What should I do in the meantime? (my package compiles for >50 seconds)
Precompilation is essentially package-wise AOT compilation, and there’s quite a few things that can’t do. You’re running into one of the more complicated things, but a simpler example is process-wise rand values. While dedicated AOT-compiled languages basically give us no choice but to cleanly separate compilation and runtime initialization, we have to be more careful about when we put calls into __init__ because code that runs just fine at runtime, e.g. REPL includes, can easily break precompilation. @compile_workflow does execute its expression, and a way around that is to use precompile instead of normal calls.
However, in this case you have a function that is parsing strings (which don’t have a guarantee of being evaluable code like expressions) for the sole purpose of calling a macro on runtime objects instead of source code as intended. The documentation doesn’t take me to the implementation (likely due to metaprogramming), but it strongly implies that the function polynomial_ring is the better option, especially if you don’t want more global names polluting the modules you care about.
By the way, write @ names between Markdown backticks `like this`, escaped by backslashes \ there, so you’re not writing a user tag.
Ok, to explain in more detail what this does, it takes a (vector of) polynomials built up from types from JuliaSymbolics and converts it to polynomails built-up from types in the AbstractAlgebra package. I’ve thought about this a bit, here are some pros and cons of two different solutions:
Solution 1) Walk the tree of the internal representation in JuliaSymbolics and grow the AbstractAlgebra polynomial by “replaying” it on AbstractAlgebra variables
Pros: No security issues, no modules, no eval, can precisely control what’s going on
Cons: need to know package internals of both packages, and those change pretty frequently, and are very detailed and complicated. Lots of edge cases.

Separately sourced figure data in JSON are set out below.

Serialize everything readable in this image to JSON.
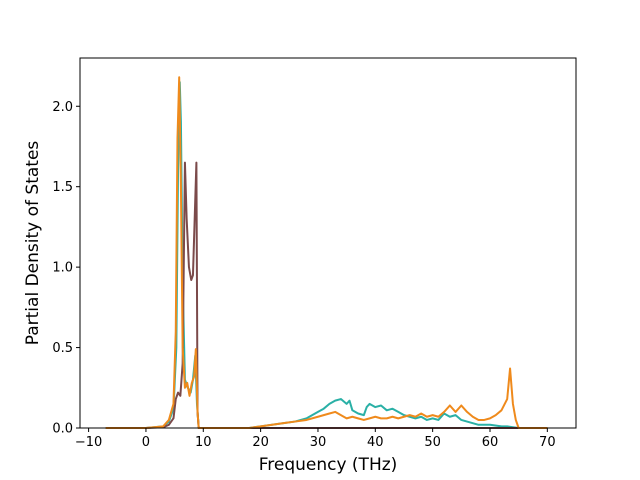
{
  "chart_data": {
    "type": "line",
    "title": "",
    "xlabel": "Frequency (THz)",
    "ylabel": "Partial Density of States",
    "xlim": [
      -11.5,
      75
    ],
    "ylim": [
      0,
      2.3
    ],
    "xticks": [
      -10,
      0,
      10,
      20,
      30,
      40,
      50,
      60,
      70
    ],
    "xtick_labels": [
      "−10",
      "0",
      "10",
      "20",
      "30",
      "40",
      "50",
      "60",
      "70"
    ],
    "yticks": [
      0.0,
      0.5,
      1.0,
      1.5,
      2.0
    ],
    "ytick_labels": [
      "0.0",
      "0.5",
      "1.0",
      "1.5",
      "2.0"
    ],
    "grid": false,
    "legend": "none",
    "series": [
      {
        "color": "#2ab0a6",
        "points": [
          [
            -7,
            0
          ],
          [
            0,
            0
          ],
          [
            3,
            0.01
          ],
          [
            4,
            0.04
          ],
          [
            4.8,
            0.12
          ],
          [
            5.3,
            0.5
          ],
          [
            5.6,
            1.6
          ],
          [
            5.9,
            2.15
          ],
          [
            6.1,
            1.9
          ],
          [
            6.4,
            0.9
          ],
          [
            6.8,
            0.3
          ],
          [
            7.3,
            0.25
          ],
          [
            7.8,
            0.22
          ],
          [
            8.2,
            0.3
          ],
          [
            8.6,
            0.45
          ],
          [
            8.9,
            0.15
          ],
          [
            9.2,
            0
          ],
          [
            18,
            0
          ],
          [
            20,
            0.01
          ],
          [
            22,
            0.02
          ],
          [
            24,
            0.03
          ],
          [
            26,
            0.04
          ],
          [
            28,
            0.06
          ],
          [
            29,
            0.08
          ],
          [
            30,
            0.1
          ],
          [
            31,
            0.12
          ],
          [
            32,
            0.15
          ],
          [
            33,
            0.17
          ],
          [
            34,
            0.18
          ],
          [
            35,
            0.15
          ],
          [
            35.5,
            0.17
          ],
          [
            36,
            0.11
          ],
          [
            37,
            0.09
          ],
          [
            38,
            0.08
          ],
          [
            38.5,
            0.13
          ],
          [
            39,
            0.15
          ],
          [
            40,
            0.13
          ],
          [
            41,
            0.14
          ],
          [
            42,
            0.11
          ],
          [
            43,
            0.12
          ],
          [
            44,
            0.1
          ],
          [
            45,
            0.08
          ],
          [
            46,
            0.07
          ],
          [
            47,
            0.06
          ],
          [
            48,
            0.07
          ],
          [
            49,
            0.05
          ],
          [
            50,
            0.06
          ],
          [
            51,
            0.05
          ],
          [
            52,
            0.09
          ],
          [
            53,
            0.07
          ],
          [
            54,
            0.08
          ],
          [
            55,
            0.05
          ],
          [
            56,
            0.04
          ],
          [
            57,
            0.03
          ],
          [
            58,
            0.02
          ],
          [
            60,
            0.02
          ],
          [
            62,
            0.01
          ],
          [
            63,
            0.01
          ],
          [
            64,
            0.005
          ],
          [
            65,
            0
          ],
          [
            70,
            0
          ]
        ]
      },
      {
        "color": "#7b4a4a",
        "points": [
          [
            -7,
            0
          ],
          [
            0,
            0
          ],
          [
            3,
            0.005
          ],
          [
            4,
            0.02
          ],
          [
            4.8,
            0.06
          ],
          [
            5.2,
            0.18
          ],
          [
            5.6,
            0.22
          ],
          [
            6,
            0.2
          ],
          [
            6.4,
            0.4
          ],
          [
            6.8,
            1.65
          ],
          [
            7.1,
            1.3
          ],
          [
            7.5,
            1.0
          ],
          [
            7.9,
            0.92
          ],
          [
            8.2,
            0.95
          ],
          [
            8.5,
            1.3
          ],
          [
            8.8,
            1.65
          ],
          [
            9,
            0.1
          ],
          [
            9.2,
            0
          ],
          [
            70,
            0
          ]
        ]
      },
      {
        "color": "#ef8a1c",
        "points": [
          [
            -7,
            0
          ],
          [
            0,
            0
          ],
          [
            3,
            0.01
          ],
          [
            4,
            0.05
          ],
          [
            4.8,
            0.15
          ],
          [
            5.2,
            0.6
          ],
          [
            5.5,
            1.8
          ],
          [
            5.8,
            2.18
          ],
          [
            6.1,
            1.5
          ],
          [
            6.4,
            0.5
          ],
          [
            6.8,
            0.25
          ],
          [
            7.2,
            0.28
          ],
          [
            7.6,
            0.2
          ],
          [
            8,
            0.28
          ],
          [
            8.4,
            0.32
          ],
          [
            8.7,
            0.49
          ],
          [
            9,
            0.1
          ],
          [
            9.2,
            0
          ],
          [
            18,
            0
          ],
          [
            20,
            0.01
          ],
          [
            22,
            0.02
          ],
          [
            24,
            0.03
          ],
          [
            26,
            0.04
          ],
          [
            28,
            0.05
          ],
          [
            30,
            0.07
          ],
          [
            31,
            0.08
          ],
          [
            32,
            0.09
          ],
          [
            33,
            0.1
          ],
          [
            34,
            0.08
          ],
          [
            35,
            0.06
          ],
          [
            36,
            0.07
          ],
          [
            37,
            0.06
          ],
          [
            38,
            0.05
          ],
          [
            39,
            0.06
          ],
          [
            40,
            0.07
          ],
          [
            41,
            0.06
          ],
          [
            42,
            0.06
          ],
          [
            43,
            0.07
          ],
          [
            44,
            0.06
          ],
          [
            45,
            0.07
          ],
          [
            46,
            0.08
          ],
          [
            47,
            0.07
          ],
          [
            48,
            0.09
          ],
          [
            49,
            0.07
          ],
          [
            50,
            0.08
          ],
          [
            51,
            0.07
          ],
          [
            52,
            0.1
          ],
          [
            53,
            0.14
          ],
          [
            54,
            0.1
          ],
          [
            55,
            0.14
          ],
          [
            56,
            0.1
          ],
          [
            57,
            0.07
          ],
          [
            58,
            0.05
          ],
          [
            59,
            0.05
          ],
          [
            60,
            0.06
          ],
          [
            61,
            0.08
          ],
          [
            62,
            0.11
          ],
          [
            63,
            0.18
          ],
          [
            63.5,
            0.37
          ],
          [
            64,
            0.15
          ],
          [
            64.5,
            0.05
          ],
          [
            65,
            0
          ],
          [
            70,
            0
          ]
        ]
      }
    ]
  }
}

Solution 2: Cast to a string, eval the string on variables from the other package
Pros: Works for anything built to be used in the Julia REPL, code is very simple, uses very few assumptions on internal reps
Cons: uses eval, can lose or gain precision, subject to simplification with no control, module pollution
I tried but never got solution (1) to work, so that settled that. It would be really nice if package developers provided these conversions, but they don’t have all day.
Having said all that, is there a way I can isolate this offensive code so that everything else in my package precompiles and gets cached? Would a submodule do the trick? (would seperating into yet another package help? that is a sad solution.)
I was also hoping to hear that anonymous scratch modules (it’s sort of being used as a “local variable” here) aren’t prone to the sorts of side effects the error is trying to protect against, and that a future theoretical version of the precompiler could see that. but I’m not 100% sure about that point.
Try substitute-ing the symbolic variables in Symbolics expressions with the generators from polynomial_ring, it seems plausible on a cursory attempt:
julia> using Symbolics, AbstractAlgebra
julia> symp, aap = let
@variables x y z
symp = x + y^2 + z^3
S, aaxyz = polynomial_ring(ZZ, Symbol.([x,y,z]))
symp, substitute(symp, Dict(zip((x,y,z), aaxyz)))
end
(x + y^2 + z^3, x + y^2 + z^3)
julia> typeof.((symp, aap))
(Num, AbstractAlgebra.Generic.MPoly{BigInt})
Evaluating arbitrary Julia expressions at runtime has to be done in the global scope, and that’s not something you want to do indefinitely because functions and modules just stick around and build up (because of references, so I’m not sure if an anonymous module is an exception to that). Of course, if you want to prevent globally scoped code from polluting the global scope with names, you could use a let block, which evaluates to its last line so it can serve as a “return” from eval calls.